I also relate to River quite a bit, despite, again, not having experienced the same things as her (this is a science fiction world, after all). Her struggles with trauma and mental illness, both of which overwhelm her every waking moment, feel palpably real. Having dealt with severe depression in the past. Summer Glass's performance shines as an portrayal of how debilitating mental illness can be. Her journey is made evermore intriguing due to its mystery. You're just itching to know what happened to River before she met Mal and his crew, an enigma that is given to you in bits and pieces, eventually coming to fruition in the feature film Serenity (2005), which concluded this saga after Fox cancelled the series. I won't spoil anything, but it's a shocker.

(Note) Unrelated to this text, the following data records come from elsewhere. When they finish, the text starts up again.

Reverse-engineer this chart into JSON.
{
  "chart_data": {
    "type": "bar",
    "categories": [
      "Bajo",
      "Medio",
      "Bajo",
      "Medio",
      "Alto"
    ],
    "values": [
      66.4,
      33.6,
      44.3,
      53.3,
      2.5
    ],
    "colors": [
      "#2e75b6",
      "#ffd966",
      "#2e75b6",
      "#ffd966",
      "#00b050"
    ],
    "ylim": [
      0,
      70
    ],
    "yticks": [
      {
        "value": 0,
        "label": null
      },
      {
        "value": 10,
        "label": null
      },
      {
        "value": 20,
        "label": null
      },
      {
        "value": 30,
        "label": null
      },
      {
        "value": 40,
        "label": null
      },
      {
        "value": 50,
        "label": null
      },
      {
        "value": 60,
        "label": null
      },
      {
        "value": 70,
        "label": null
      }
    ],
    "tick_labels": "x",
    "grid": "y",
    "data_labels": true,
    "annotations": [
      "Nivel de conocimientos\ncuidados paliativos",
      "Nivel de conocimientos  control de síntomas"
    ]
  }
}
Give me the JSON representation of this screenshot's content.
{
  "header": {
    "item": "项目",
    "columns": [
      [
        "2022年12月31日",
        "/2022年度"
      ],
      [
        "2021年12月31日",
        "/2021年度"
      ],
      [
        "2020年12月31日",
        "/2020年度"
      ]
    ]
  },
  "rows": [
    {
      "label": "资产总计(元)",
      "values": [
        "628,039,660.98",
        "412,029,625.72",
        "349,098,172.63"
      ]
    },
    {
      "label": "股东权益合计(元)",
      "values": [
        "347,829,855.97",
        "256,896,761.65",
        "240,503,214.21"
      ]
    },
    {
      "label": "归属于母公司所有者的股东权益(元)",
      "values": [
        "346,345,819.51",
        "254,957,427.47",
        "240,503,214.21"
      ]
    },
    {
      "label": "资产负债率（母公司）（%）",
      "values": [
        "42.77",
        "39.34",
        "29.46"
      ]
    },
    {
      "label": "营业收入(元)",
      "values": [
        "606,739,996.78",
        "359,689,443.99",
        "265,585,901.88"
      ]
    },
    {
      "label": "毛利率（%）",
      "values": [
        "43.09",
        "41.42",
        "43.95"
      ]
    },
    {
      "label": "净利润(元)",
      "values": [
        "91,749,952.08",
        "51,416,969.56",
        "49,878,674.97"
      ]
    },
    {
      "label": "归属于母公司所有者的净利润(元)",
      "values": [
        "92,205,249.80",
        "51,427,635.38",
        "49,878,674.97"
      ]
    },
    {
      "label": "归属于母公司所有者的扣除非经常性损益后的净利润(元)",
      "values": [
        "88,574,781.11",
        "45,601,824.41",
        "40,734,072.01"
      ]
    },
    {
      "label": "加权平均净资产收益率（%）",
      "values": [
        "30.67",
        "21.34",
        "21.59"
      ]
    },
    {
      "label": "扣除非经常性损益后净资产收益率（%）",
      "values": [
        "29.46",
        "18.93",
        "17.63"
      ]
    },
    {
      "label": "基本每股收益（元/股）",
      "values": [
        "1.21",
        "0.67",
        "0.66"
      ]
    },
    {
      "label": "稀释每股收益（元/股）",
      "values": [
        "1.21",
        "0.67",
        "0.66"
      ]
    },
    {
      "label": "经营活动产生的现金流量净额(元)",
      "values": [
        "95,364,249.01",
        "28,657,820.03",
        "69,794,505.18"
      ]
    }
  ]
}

Back to that eclectic quality I mentioned. Everyone in this show is radically different in regards to their religious beliefs (or lack thereof), their sexualities, their worldviews. No one thinks the same. This is beautiful to me because A) it ties into Mal's stance against The Alliance, who wants to control everyone and have them be the same, and B) as an autistic person and member of the LGBTQ+ community, I definitely understand what it's like to be different. I also know how liberating it feels to have a circle of friends and family who accept you as you are.
In addition, the show is a thrilling combination of a sci-fi adventure and a western. From the often-desert-like locales (the program was primarily shot in Southern California) to the saloons, you can feel Joss Whedon's love for the latter genre. You can also see how those with very little have been affected by The Alliance's takeover. On top of that, the high-tech and futuristic VFX for outer space, the Serenity, or the look of some of the cities on Earth, do brilliantly in not only creating a sleek sci-fi world, but in demonstrating the stark class divide.
If you've never watched Firefly before, and you love sci-fi or westerns, definitely put this on your watchlist immediately. The show is currently available to stream on Hulu, or you can buy it on Blu-Ray from Amazon.